In fact, Alexander O'Neal is so smitten with the UK that he's decidedly to live here - in Manchester. "My new management and production team is up here in Manchester now and I also use a great band out of Manchester called Mamma Freedom. It's a lot like Minneapolis/St Paul in Minnesota in the States. The pace is about the same and the weather is kind of the same. I'm living in Manchester these days and it's really nice."

Last Updated on Saturday, 31 March 2018 13:57



Monday, 26 March 2018 15:10 Bill B E-mailPrintPDF

altSince the start of the year an insidious little tune called 'Hero' has been all over the place.... club plays and radio rotation has caused a buzz about the artist, GIZELLE SMITH. Seasoned sleeve note readers will recognize Ms Smith's name from her time with the Mighty Mocambos. Now, though, she's well and truly out there on her own and with an album. 'Ruthless Day' set to drop at the end of this month, we thought the time was right to find out more about Gizelle..... First some background....

Well, my name is Gizelle Smith and after studying forensic science, hairdressing and god knows some other iffy career options, I decided to do an MA in composing for film. I'm originally from Manchester but moved to London where I landed a job as co-composer and vocal coach for a youth theatre company based in Camden, in-between touring with The Mighty Mocambos.

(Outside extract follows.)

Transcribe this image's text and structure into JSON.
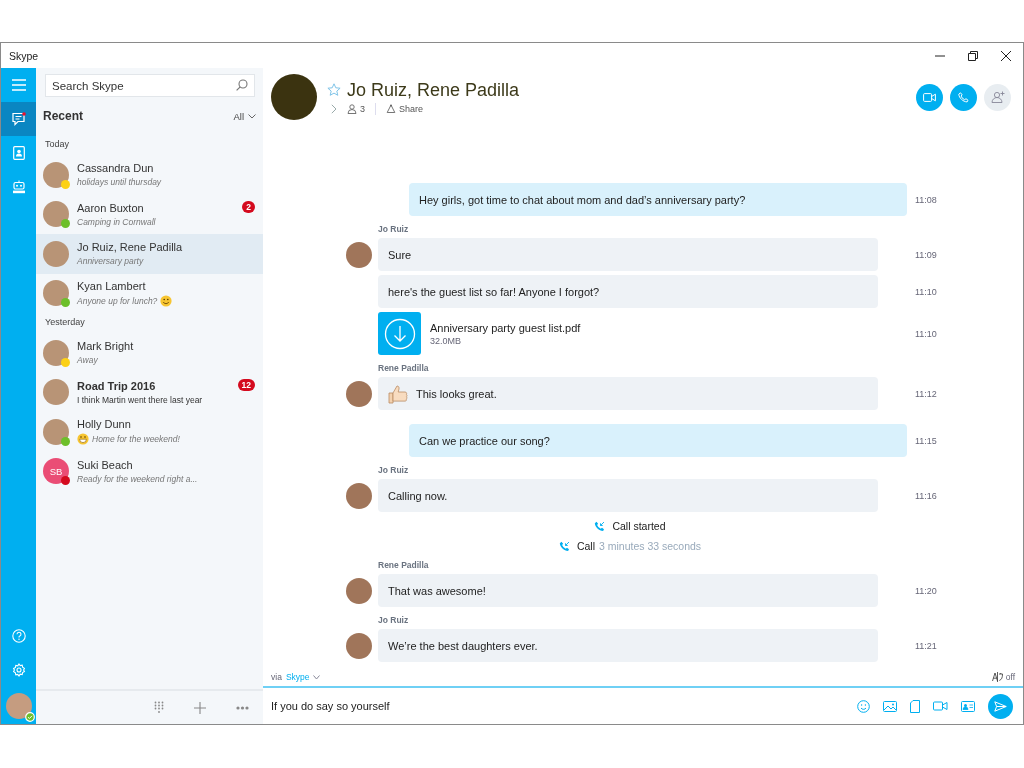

I always wanted to be a performer but my mother did that ill-informed thing and insisted I had a 'fall-back option', hence the above initial career choices. I was super confused growing up because nothing I chose to do felt right and there was always this nagging at the back of my mind that I should be doing music but I was very shy and it wasn't till I met the right people who pointed me in the right direction, did I make that step towards my true path.

I believe your father was in the music biz – tell us about that and did he influence you in any way.... indeed did he encourage you or even discourage you!

My father Joe Smith was a guitarist for the Four Tops after they moved from Motown Records to ABC. He has always been a big part of my life spiritually. I didn't grow up with him unfortunately but I've had a very strong connection with him since I was a baby and being around him at a very young age has been enough influence to cause me to pursue a career in music. Or then again, has it? I guess it's a play on the whole nature/nurture debate. Maybe I'd always have gone into music regardless of who he was... who knows! He was always wary of the idea of his children getting into the industry but it turns out, I'm the only who did and he's super pleased and proud. I need to call him actually.

Tell us about your early days in the business.... and your time with the Mocambos.

Hooking up with the Mighty Mocambos was my first step into the business as an artist. I was performing before that, on a low key level, with a couple of residencies in restaurants, singing with a pop choir and playing trumpet and singing in a jazz big band. I met my producer Steffen 'Def Stef' Wagner on my course at University and he introduced me to his brother Bjoern who owns Mocambo Records and runs The Mighty Mocambos. I lived with him in Hamburg for a few months whilst I finished my dissertation and we both toured with Indra Afia – a German soul artist, where Bjoern on guitar and I was on bv duty. Soon after, I was gigging with the Mocambos, playing mostly covers and we were approached by a booker who suggested we put an album together. So we did, with no expectations whatsoever and it seemed to hit the spot in the funk scene. Our first single 'Working Woman' was picked up by Kenny Dope and we spent a couple of years touring UK, France and Germany.